Wednesday, May 19, 2021

I vaguely remember that bars had a simple and reasonably effective way of checking who was legally allowed to drink. Perhaps we could do something similar.

As mentioned before (until regular readers are sick of hearing it), we have a problem with convergent thinking and solution-phobia. Add to that the journalistic imperative to frame every policy choice as an adversarial contest with no clear winners and you end up with a discussion that not only ignores a number of viable approaches but which often settles on two of the least viable,  a pair of bad choices which go on to dominate op-ed pages and cable news shows.
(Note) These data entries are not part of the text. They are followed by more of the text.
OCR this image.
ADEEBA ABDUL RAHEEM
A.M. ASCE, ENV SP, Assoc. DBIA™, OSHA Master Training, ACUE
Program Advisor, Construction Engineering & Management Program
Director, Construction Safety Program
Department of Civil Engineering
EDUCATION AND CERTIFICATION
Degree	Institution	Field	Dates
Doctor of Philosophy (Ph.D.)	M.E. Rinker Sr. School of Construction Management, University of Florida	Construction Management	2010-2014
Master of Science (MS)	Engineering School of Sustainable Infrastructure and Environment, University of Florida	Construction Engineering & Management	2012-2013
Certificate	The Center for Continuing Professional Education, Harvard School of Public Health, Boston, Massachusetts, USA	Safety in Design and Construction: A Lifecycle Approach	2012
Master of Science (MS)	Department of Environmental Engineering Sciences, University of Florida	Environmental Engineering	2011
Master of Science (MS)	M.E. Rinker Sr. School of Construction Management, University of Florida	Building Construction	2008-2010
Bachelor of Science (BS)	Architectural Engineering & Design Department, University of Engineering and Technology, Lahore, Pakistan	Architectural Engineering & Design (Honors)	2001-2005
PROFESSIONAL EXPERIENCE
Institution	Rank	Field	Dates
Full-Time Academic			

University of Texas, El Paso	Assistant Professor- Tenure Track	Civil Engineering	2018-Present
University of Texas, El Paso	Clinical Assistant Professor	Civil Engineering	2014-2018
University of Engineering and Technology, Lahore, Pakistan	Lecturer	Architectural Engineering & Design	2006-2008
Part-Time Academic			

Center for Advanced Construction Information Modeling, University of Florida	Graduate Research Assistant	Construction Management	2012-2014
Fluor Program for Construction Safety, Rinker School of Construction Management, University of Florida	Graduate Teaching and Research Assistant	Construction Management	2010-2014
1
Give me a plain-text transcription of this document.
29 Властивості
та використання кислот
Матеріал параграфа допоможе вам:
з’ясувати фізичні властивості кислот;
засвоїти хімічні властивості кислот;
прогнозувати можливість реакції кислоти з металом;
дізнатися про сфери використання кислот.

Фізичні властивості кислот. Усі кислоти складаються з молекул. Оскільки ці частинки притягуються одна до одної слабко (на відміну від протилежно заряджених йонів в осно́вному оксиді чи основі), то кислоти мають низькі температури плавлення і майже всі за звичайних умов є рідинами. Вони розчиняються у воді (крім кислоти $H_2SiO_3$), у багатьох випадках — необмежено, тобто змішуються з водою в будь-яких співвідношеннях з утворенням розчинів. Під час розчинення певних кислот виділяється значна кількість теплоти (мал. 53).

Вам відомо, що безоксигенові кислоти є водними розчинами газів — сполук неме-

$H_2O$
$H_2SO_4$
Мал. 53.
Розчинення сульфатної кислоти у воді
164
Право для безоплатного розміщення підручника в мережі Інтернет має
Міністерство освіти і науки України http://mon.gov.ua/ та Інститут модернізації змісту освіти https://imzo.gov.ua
Whether by design or not (and, yes, I do believe antagonism toward solutions is a real thing), the result is a discussion that consists of each talking head listing reasons why the other position won't work.

In addition to the ways defeatism has biased our coverage of vaccine promotion and made precedented compliance levels seem unattainable, it has also largely limited the discussion of compliance checks to two extreme options: a complex and expensive vaccine passport system which raises privacy issues; and an honor system which does not do a goddamn thing. 

We need to open up this discussion starting with ideas like this. 

P.S. Forgery. We need to come back and explain this from a market segment/incentive standpoint (if only there was a blog that covered epidemiology and marketing, that would be perfect), but [spoiler alert] it's probably not that big a concern in this context.